What is not clear is when Gruss secured his holding in Hipgnosis: despite any shareholders with more than 1% of the share capital being required to file a Form 8.3, CMU has – as yet – been unable to find such a disclosure filed by Gruss, suggesting that his shareholding may only recently have crossed the 1% threshold.

Noteworthy points from the latest Concord announcement

There are a number of notable points in the latest Concord announcement: first that the directors of SONG are not only recommending the offer to shareholders, but very explicitly and publicly endorsing it, by way of making an irrevocable commitment to the offer using their – admittedly modest, by other investors’ standards – stake in the fund.

Secondly, we now have an indication of a timeline for all of this to be resolved: a general meeting to be held by 10 Jun.

Lastly, it’s notable that Josh Gruss has endorsed the offer by way of an irrevocable commitment.
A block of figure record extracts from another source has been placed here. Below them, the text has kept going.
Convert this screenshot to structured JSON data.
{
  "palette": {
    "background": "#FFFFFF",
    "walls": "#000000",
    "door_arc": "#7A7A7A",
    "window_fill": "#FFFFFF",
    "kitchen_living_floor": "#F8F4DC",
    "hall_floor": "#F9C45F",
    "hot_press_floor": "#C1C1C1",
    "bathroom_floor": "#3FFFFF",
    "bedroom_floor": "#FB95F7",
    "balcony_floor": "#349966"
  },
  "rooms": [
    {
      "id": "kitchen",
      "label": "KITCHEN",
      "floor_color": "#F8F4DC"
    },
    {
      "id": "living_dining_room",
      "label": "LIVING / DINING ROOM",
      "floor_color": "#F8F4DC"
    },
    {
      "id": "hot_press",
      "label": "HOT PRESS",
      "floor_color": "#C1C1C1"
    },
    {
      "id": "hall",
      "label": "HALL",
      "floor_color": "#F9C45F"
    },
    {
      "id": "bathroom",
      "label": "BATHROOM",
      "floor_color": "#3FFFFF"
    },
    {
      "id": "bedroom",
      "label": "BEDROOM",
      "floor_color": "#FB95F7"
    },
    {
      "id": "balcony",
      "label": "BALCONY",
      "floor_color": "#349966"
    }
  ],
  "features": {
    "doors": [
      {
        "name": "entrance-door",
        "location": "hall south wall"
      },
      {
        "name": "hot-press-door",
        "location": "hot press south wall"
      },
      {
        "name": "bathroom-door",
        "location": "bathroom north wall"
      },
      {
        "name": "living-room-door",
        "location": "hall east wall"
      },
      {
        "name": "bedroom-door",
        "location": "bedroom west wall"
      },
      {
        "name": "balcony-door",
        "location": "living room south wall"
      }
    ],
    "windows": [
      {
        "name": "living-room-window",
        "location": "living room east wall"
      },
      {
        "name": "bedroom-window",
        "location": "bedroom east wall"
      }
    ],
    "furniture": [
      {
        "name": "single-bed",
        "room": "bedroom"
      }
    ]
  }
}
As CEO of Round Hill Music, pal of Rob Naylor – the current chair of SONG, and former chair of the Round Hill Music Fund, which was also acquired by Concord – it highlights not only the Byzantine and internecine interweavings of the music rights acquisition world, but also the “common push” by Roundhill- and Concord-associated people and firms to try and ensure that the Hipgnosis Songs Fund catalogues end up with Concord. And, by extension, out of the clutches of Blackstone.

Of course, 10 Jun is an awfully long time away: just six days ago it looked like a deal with Concord was a near certainty, only for Blackstone to pop up and change the landscape – and calculus – of the future of SONG.

What’s next – and what about the HSM/Blackstone call option?

With a full 47 days to go until that general meeting, a lot could happen.

It’s now – presumably – almost certain that we will see more movement from Blackstone, whether in the shape of an increased offer of its own, or throwing in the towel.

A final point to note is that statement that “the increased Concord offer is in the best interests of Hipgnosis shareholders as a whole”. With the HSM call option still an open question – and HSM and Blackstone lawyering up ready to fight any suggestion that it cannot be invoked – it begs the question whether a prolonged and acrimonious legal fight over that call option is something that is in the best interests of shareholders.

Now, of course, at one level, were a Concord acquisition to go through with, perhaps, the tacit acceptance – if high risk gamble – of Blackstone, confident that it could win back the catalogue through court action around the call option, then that legal fight becomes Concord’s problem, not the current SONG shareholders.

However, it’s unlikely that Blackstone would passively let that acquisition happen, if it was confident the call option stands, and so SONG and Concord must either be very certain that they have something up their sleeve that will trump any legal fight over the call option, or they must have a plan in place to get HSM and Blackstone to back away from that gambit.

One thing notably absent from this revised offer: the £20 million “F.O. clause” from Concord’s previous shot, which would make an additional payment to shareholders of $0.02 if HSM agreed to terminate its advisory relationship with SONG and thus give up its call option.

That £20 million is – as CMU previously noted – roughly equivalent to the fees HSM would take over a twelve month handover following amicable and mutual agreement to terminate its relationship with SONG.

Is a backroom deal being thrashed out with HSM and Blackstone to get them to give up their call option? It seems unlikely, given how much Blackstone seems to want the SONG catalogues for itself – but as we pointed out yesterday, anything is possible when you’re operating in a state of Hipgnosis.